The new plants produced some berries on the tips last fall, always a nice bonus the first season. At the end of the year I pruned off the ends of the canes that bore fruit, cutting the canes down about half their length. In my opinion the Carolines from this early summer harvest are inferior to the Autumn Bliss. Interesting because from last autumn's harvest I thought the Carolines were the better berry.
I could have waited a little longer and got a few more berries from the floricanes but with their poor condition it seemed better to get them out and give the primocanes the plant's energy, hoping to get a nice late summer harvest. I picked the remaining ripe berries and set to work with the pruning shears. It was a little prickly but easy enough - all I had to do was get my knees limbered up and nip off any brown shoots at the ground while leaving the green ones. The patch looks much better now. I took the pile of old canes to the burn barrel for disposal.
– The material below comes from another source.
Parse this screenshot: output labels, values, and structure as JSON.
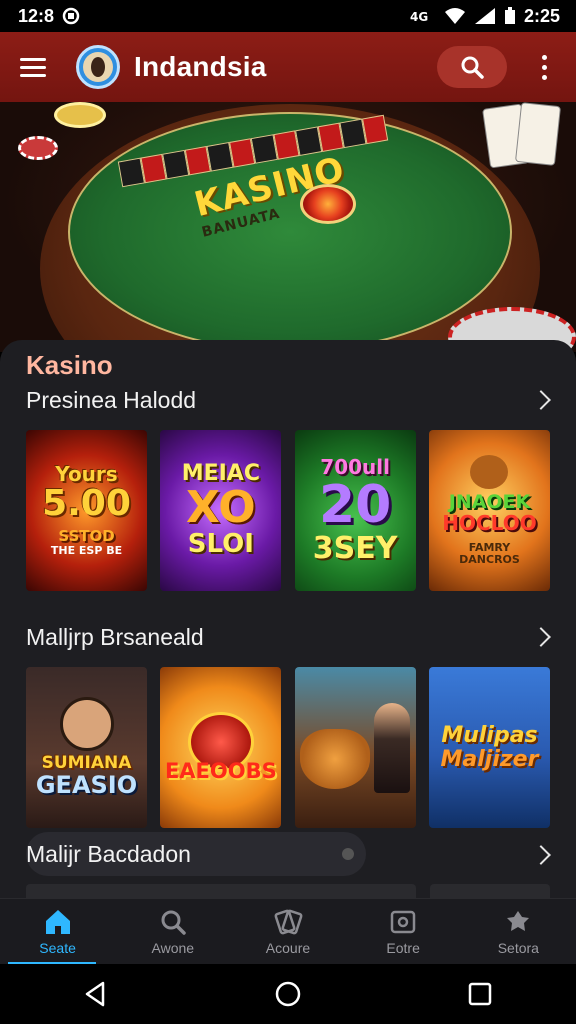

At the end of the year after the new canes have fruited I'll repeat what I did last fall - cut off the bearing tips of the canes. With this method there are always primocanes and floricanes growing at the same time, and that is how the plants produce two crops in a season. Some growers simply cut the canes to the ground in the fall, which results in only primocanes the following year and one harvest. They claim it reduces chances for disease and actually produces a larger total yield. But I like getting two crops a year. The early summer harvest began just after the strawberries quit, and now the strawberries are blooming again. Between the two I'll get a nearly continuous harvest of berries, and there are certainly worse things than that.